A mutation to the spike protein may theoretically allow the new strain to more easily enter host cells, thereby triggering infection. "Some estimates have calculated an approximately 50% increase in infection," Dr. Bailey explains. "in other words, 15 new infections from the mutated strain versus 10 from the current COVID-19 strain."
One such mutation is N501Y, which is in the receptor binding domain (RBD) of the Spike protein of the virus. Scientists believe that this mutation may cause it to bind more tightly to the human angiotensin-converting enzyme 2 (ACE2) receptor. Other changes in the Spike protein may allow this mutation to evade detection by certain PCR (polymerase chain reaction) methods, Dr. Narashimhan adds. "It is postulated that the combination of the tighter binding and, perhaps, the failure of some test methods, make it more contagious," she says.
The more contagious strains aren't making people sicker
Dr. Narasimhan confirms that more severe illness hasn't been seen with the new variant. But she points out that if more people get infected, it follows that more will get sick and need hospital care—and a subset of those will not survive. Even if the new variant is not more lethal, the fact that it can spread faster and more effectively may translate to a higher death and disability toll. "To put it another way, a small percentage of a very big number can easily be much, much bigger than a big percentage of a small number," she says. "This is one of the main reasons we are concerned."
The B.1.1.7 strain also seems to have spread farther than experts initially thought—even before it had been identified as a new variant. "This also happened in early 2020 when the virus was well inside the US and beyond China even before we knew it," Dr. Narasimhan says.
Speed of spread doesn't just increase infection numbers; it can also decrease the effectiveness of contact tracing. "The faster any virus spreads, the more people may have been infected by the time an infected individual is first identified, and attempts to contain its spread through separation of susceptible family members or contact tracing can even begin," Dr.
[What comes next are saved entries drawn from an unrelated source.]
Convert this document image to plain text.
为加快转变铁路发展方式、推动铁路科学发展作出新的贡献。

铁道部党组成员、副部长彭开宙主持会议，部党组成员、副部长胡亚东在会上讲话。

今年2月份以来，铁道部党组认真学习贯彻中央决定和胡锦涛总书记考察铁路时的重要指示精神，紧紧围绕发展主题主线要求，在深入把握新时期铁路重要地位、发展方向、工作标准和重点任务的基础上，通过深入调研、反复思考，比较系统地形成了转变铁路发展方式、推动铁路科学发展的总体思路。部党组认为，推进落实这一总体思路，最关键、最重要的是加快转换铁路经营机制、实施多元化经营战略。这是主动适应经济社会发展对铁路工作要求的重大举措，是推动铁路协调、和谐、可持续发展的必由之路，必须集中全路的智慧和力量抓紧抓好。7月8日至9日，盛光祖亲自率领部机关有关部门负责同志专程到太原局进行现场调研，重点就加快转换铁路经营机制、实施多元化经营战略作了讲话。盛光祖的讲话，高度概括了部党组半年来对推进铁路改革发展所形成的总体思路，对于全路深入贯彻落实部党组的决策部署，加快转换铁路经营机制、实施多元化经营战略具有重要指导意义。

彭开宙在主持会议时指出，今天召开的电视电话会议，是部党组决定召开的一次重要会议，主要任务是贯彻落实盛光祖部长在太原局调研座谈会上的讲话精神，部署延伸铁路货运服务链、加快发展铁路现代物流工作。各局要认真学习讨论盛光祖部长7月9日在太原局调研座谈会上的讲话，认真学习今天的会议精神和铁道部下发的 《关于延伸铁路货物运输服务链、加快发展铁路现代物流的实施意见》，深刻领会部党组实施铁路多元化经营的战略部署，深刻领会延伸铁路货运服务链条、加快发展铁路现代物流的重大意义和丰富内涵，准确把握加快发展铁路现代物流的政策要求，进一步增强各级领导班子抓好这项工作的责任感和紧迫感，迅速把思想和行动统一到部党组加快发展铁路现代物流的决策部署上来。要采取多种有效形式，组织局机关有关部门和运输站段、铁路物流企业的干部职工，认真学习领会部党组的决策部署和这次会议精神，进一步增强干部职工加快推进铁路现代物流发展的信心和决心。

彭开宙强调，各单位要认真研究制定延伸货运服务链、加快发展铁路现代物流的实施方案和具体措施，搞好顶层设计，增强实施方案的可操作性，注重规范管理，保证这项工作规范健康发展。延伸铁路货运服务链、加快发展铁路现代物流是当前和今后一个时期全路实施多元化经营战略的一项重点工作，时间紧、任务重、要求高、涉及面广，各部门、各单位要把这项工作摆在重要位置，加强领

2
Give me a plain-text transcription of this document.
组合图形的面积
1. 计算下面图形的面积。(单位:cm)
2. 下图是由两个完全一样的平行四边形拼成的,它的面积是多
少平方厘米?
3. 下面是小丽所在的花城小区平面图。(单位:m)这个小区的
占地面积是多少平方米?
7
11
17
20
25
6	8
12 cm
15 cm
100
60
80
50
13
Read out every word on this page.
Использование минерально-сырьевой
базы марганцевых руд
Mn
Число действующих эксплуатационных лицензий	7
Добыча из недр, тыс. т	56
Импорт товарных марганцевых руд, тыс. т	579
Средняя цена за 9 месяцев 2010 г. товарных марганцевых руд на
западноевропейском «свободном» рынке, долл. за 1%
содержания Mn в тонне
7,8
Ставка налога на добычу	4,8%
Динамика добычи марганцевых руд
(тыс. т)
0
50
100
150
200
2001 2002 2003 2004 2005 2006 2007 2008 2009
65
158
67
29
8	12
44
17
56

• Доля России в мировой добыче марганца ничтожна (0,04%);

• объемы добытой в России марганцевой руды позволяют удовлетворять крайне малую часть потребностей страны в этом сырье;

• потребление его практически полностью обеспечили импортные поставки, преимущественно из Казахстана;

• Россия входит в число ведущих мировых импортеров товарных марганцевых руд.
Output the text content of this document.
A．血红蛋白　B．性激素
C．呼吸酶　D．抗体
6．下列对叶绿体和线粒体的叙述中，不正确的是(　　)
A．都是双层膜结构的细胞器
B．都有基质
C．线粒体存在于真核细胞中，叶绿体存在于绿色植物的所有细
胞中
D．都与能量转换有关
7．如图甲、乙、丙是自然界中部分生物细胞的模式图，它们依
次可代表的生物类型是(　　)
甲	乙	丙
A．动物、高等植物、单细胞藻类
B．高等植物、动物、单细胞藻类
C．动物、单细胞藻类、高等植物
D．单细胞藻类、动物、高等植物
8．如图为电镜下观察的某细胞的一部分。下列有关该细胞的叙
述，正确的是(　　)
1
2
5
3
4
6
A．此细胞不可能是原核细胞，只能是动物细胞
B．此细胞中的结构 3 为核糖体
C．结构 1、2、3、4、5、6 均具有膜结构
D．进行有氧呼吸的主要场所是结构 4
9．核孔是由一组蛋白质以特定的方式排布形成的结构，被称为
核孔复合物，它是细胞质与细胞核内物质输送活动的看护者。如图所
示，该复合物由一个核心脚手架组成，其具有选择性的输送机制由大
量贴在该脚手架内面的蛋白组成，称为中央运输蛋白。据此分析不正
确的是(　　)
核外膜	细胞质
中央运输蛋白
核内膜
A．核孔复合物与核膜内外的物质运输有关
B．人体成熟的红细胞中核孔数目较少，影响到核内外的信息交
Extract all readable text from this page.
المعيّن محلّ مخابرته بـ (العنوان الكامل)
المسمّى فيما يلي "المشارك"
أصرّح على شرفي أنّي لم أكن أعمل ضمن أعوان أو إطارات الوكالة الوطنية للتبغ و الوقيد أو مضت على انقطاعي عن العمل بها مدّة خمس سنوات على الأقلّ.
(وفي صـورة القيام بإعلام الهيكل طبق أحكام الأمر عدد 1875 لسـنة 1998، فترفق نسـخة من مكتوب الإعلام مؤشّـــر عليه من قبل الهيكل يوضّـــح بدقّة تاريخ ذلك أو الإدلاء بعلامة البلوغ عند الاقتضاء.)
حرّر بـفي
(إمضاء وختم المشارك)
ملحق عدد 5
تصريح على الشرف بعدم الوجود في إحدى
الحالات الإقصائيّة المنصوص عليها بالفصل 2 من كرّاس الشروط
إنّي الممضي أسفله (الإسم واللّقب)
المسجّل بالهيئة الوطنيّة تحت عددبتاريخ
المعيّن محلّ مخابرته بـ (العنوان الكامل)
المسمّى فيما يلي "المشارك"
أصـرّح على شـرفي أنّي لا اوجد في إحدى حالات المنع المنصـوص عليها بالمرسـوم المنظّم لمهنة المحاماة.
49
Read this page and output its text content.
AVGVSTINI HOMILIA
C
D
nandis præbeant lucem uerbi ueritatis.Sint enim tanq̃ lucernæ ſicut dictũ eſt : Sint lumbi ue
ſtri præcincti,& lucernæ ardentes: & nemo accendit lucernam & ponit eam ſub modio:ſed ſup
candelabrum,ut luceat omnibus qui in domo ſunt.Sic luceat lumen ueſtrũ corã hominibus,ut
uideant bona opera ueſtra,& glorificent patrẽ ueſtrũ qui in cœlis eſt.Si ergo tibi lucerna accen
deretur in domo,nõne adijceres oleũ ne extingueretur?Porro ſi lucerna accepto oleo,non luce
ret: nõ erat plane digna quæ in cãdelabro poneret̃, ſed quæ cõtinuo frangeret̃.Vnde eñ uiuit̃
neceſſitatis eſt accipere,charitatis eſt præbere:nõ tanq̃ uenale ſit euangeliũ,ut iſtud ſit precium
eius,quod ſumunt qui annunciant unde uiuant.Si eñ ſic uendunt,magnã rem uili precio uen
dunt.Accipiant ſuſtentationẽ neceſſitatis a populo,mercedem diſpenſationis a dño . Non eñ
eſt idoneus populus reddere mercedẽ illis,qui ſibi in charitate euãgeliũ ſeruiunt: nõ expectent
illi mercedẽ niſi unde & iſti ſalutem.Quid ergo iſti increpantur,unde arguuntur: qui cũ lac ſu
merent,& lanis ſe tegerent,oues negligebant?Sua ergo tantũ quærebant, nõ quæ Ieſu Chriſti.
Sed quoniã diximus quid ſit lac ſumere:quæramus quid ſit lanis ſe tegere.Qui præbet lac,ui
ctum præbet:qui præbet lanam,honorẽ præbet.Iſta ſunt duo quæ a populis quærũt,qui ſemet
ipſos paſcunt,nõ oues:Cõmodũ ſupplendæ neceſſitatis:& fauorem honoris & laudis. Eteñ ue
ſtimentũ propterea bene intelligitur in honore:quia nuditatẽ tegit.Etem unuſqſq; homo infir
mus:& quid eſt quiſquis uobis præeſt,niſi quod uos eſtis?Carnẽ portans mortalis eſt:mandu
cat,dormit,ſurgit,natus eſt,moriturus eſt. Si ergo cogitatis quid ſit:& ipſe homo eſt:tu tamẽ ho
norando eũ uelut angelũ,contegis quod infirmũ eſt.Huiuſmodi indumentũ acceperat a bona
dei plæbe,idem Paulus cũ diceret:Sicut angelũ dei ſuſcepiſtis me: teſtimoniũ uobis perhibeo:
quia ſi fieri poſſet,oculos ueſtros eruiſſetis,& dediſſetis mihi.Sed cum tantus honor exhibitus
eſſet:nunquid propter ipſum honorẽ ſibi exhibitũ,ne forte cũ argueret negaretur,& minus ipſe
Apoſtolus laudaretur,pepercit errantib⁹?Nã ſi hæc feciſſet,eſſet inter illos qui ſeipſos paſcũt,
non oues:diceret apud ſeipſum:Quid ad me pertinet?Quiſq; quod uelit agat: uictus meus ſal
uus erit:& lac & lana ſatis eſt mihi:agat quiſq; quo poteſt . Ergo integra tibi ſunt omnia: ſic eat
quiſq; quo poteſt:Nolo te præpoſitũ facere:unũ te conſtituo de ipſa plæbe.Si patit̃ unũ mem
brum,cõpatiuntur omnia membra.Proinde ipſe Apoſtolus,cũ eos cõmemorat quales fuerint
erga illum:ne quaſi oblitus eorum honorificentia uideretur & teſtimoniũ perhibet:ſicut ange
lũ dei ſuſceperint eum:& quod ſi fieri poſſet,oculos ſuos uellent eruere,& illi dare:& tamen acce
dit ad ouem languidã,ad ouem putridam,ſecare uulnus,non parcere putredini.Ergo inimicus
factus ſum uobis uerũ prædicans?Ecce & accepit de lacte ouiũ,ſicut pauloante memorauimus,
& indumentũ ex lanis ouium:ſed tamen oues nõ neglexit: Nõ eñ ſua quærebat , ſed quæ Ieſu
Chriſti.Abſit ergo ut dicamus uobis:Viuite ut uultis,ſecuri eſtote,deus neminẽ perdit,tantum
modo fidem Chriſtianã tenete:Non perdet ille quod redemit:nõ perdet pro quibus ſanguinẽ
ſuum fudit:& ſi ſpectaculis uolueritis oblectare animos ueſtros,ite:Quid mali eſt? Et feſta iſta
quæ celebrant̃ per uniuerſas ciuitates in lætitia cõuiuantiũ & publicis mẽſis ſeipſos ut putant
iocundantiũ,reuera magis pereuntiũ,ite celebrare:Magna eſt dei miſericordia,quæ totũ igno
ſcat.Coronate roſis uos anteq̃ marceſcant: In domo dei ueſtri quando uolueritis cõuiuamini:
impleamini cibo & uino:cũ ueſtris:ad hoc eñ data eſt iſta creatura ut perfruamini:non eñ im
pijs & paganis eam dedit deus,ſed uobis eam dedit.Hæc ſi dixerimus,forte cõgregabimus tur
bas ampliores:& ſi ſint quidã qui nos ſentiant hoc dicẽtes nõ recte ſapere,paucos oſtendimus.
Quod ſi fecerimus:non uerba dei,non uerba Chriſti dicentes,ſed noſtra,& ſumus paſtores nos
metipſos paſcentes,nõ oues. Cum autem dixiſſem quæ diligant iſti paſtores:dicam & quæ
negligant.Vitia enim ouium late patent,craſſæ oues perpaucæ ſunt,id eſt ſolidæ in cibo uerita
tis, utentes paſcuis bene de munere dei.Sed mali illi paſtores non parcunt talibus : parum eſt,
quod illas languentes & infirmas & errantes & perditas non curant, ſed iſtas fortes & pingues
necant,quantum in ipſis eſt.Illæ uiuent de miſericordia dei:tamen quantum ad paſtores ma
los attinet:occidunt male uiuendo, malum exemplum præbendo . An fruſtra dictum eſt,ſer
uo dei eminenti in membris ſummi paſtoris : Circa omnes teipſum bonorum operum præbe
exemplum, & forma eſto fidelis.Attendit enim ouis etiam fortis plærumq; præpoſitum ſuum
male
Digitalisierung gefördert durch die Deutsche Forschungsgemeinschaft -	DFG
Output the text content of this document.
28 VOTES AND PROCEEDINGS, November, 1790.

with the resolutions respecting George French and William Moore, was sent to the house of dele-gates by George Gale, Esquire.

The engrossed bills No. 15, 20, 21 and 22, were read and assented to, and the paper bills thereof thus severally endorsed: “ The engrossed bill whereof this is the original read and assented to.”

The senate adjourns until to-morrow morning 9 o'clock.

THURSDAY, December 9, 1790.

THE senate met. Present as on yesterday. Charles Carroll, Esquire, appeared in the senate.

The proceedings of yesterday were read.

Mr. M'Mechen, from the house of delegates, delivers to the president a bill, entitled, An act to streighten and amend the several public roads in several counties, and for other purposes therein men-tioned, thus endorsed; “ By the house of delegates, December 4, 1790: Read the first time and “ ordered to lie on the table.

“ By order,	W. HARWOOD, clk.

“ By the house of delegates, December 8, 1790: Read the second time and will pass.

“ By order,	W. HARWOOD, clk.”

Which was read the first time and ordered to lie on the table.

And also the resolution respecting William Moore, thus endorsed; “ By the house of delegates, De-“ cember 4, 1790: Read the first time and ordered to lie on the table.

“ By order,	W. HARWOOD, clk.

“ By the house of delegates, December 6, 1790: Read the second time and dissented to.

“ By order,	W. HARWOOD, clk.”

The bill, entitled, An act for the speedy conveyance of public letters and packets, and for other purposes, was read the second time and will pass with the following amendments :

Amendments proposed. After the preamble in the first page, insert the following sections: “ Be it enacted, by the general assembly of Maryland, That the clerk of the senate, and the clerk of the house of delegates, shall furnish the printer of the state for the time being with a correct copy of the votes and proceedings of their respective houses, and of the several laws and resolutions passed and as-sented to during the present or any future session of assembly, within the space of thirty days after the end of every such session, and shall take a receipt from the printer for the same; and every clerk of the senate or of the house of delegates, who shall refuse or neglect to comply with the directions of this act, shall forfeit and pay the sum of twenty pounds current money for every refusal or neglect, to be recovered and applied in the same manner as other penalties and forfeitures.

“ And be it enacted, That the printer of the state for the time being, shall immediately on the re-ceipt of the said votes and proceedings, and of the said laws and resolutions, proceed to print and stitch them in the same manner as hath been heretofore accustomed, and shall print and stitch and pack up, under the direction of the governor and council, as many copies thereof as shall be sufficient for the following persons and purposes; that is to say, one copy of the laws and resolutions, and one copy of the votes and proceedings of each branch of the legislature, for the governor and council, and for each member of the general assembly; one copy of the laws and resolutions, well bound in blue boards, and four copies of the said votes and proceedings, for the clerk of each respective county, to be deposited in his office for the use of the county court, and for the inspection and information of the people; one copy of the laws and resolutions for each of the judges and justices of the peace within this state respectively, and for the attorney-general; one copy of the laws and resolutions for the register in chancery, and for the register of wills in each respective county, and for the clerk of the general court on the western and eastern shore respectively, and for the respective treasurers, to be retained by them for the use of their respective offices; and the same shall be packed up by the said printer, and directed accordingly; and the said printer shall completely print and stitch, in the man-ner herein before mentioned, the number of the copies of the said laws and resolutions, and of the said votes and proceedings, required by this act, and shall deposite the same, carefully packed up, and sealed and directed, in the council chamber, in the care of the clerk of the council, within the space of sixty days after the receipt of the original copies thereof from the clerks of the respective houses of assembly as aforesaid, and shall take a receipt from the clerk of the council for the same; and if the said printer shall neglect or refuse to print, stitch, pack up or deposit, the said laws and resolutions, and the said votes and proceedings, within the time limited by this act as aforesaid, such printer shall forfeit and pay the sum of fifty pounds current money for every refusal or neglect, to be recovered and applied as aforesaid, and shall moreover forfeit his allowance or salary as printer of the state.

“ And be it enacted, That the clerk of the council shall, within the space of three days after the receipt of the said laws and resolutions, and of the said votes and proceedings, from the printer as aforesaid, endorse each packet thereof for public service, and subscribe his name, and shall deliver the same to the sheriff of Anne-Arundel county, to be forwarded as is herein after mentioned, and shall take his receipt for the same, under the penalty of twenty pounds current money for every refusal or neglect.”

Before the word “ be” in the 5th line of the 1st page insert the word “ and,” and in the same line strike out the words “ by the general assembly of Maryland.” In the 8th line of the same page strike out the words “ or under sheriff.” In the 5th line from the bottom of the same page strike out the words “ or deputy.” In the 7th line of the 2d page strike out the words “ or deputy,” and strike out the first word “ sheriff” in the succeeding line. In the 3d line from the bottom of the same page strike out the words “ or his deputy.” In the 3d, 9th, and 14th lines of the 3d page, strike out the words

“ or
Bailey explains.
Here's what to do to lower your risk
Basically, take all the preventive steps we've been told to do for months—wash our hands, stay six feet away from others, and wear face coverings when it's not possible to physically distance. And when a vaccine is available to you, get it. Still, Dr. Narasimhan warns that we don't know yet if those measures are as effective against B.1.1.7 as they were in an identical scenario with the regular strain of COVID-19. "We may need to amp up these measures at a time when society is already fatigued of them."
She adds that we simply won't know all the answers about B.1.1.7 for some time, and that goes for any other emerging new strain. "As health care workers and scientists, we were just seeing a light at the end of the pandemic tunnel with the vaccine rollout and this uncertainty is unsettling," she admits.
The information in this story is accurate as of press time. However, as the situation surrounding COVID-19 continues to evolve, it's possible that some data have changed since publication. While Health is trying to keep our stories as up-to-date as possible, we also encourage readers to stay informed on news and recommendations for their own communities by using the CDC, WHO, and their local public health department as resources.